On 20 December, government forces backed by tanks reportedly launched an operation to hunt down the defectors who managed to escape.
Activists said there was fierce fighting around Kafrouaid for much of the day, as troops picked off the defectors one by one. They then reportedly fired on civilians trying to flee to nearby woods out of fear of detention.
The London-based Syrian Observatory for Human Rights said at least 111 had been killed in an "organised massacre". The Local Co-ordination Committees, another activist group, put the second day's death toll at 100.
But a Lebanese human rights activist, Wissam Tarif of the campaign group Avaaz, told the BBC that 269 had died in Idlib on 20 December alone - 163 of them defectors, but also 97 government troops and nine civilians.
Events in Syria are hard to verify because the authorities have banned most independent reporting, but Mr Tarif said his information came from a variety of trusted sources, including defectors, civilians in the area and medics at the National Hospital in nearby Maarat al-Numan, who had counted the soldiers' bodies.

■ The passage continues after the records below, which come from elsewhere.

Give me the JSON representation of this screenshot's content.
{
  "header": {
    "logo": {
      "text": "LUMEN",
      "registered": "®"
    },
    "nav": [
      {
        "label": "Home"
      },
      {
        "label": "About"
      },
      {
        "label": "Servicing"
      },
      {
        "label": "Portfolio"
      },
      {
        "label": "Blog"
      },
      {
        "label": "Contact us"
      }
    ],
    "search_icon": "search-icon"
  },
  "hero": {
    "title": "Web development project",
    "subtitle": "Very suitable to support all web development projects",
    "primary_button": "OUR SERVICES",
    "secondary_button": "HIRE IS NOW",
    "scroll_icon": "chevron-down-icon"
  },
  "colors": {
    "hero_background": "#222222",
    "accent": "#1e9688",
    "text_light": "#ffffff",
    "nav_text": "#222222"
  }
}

Mr Tarif said more and more Syrian soldiers were refusing to kill their own people, and defecting in huge numbers.
"We are seeing in different areas of Syria a resistance taking place," he said. "The Arab League has called on the Syrian army to stop obeying its political leadership and therefore now we see a high number of defections in the army.
"In Jabal al-Zawiya alone, we are talking about more than 3,000 defectors. There is a number circulating of more than 10,000 soldiers in all [of Syria]," he added.
On 21 December, the main opposition coalition, the Syrian National Council (SNC), said 250 people had been killed on Monday and Tuesday in "bloody massacres" in Idlib, and called on the UN to set up safe havens.
'Screaming for his life'
A month later, four men from Kafrouaid who managed to flee to Turkey, told the Times that 124 people had entered the narrow Abu Dumayah valley, to the west of the village, to hide from government troops. After six hours under attack, only 13 were still alive, they said.
"There were [Free Syrian Army fighters] in the area and there was shooting in the hills, but there were no rebels with us," said one of the survivors, Ahmad Saleh al-Yusuf. "We were local civilians, including old men and teenage boys. We were activists and protesters, but we weren't armed rebels and no-one had a gun."
Mr Yusuf said that tanks and armoured vehicles had lined up on the road overlooking the valley at about 10:00 on 20 December and fired shells, machine-guns and anti-aircraft weapons at them.
"It came from every direction," he added. "Not a minute passed without firing. All you could hear was explosions and gunfire... People were getting killed all along the valley."
"I saw a young shepherd boy of about 13, who had been there with his flock, screaming for his life. He died too. He wasn't the only teenager killed. There were a lot of youngsters there."
At about 13:30, a group of 20 survivors led by Kafrouaid's imam, Ahmad Daher, tried to plead with the troops.
"They were calling out to the soldiers, who emerged and gestured to them to raise their hands," Mr Yusuf told the Times.
The men's hands were then tied behind their backs and they were forced to kneel on the ground, he added.
"They shot each of them in the back. One soldier bayoneted the imam in the throat as he knelt before them. They shot him afterwards," Mr Yusuf said, adding that at 16:00, the troops and tanks moved back to Kafrouaid.
Video footage posted online, purportedly from the village, appears to show rows of dead men in civilian clothes lying on a floor.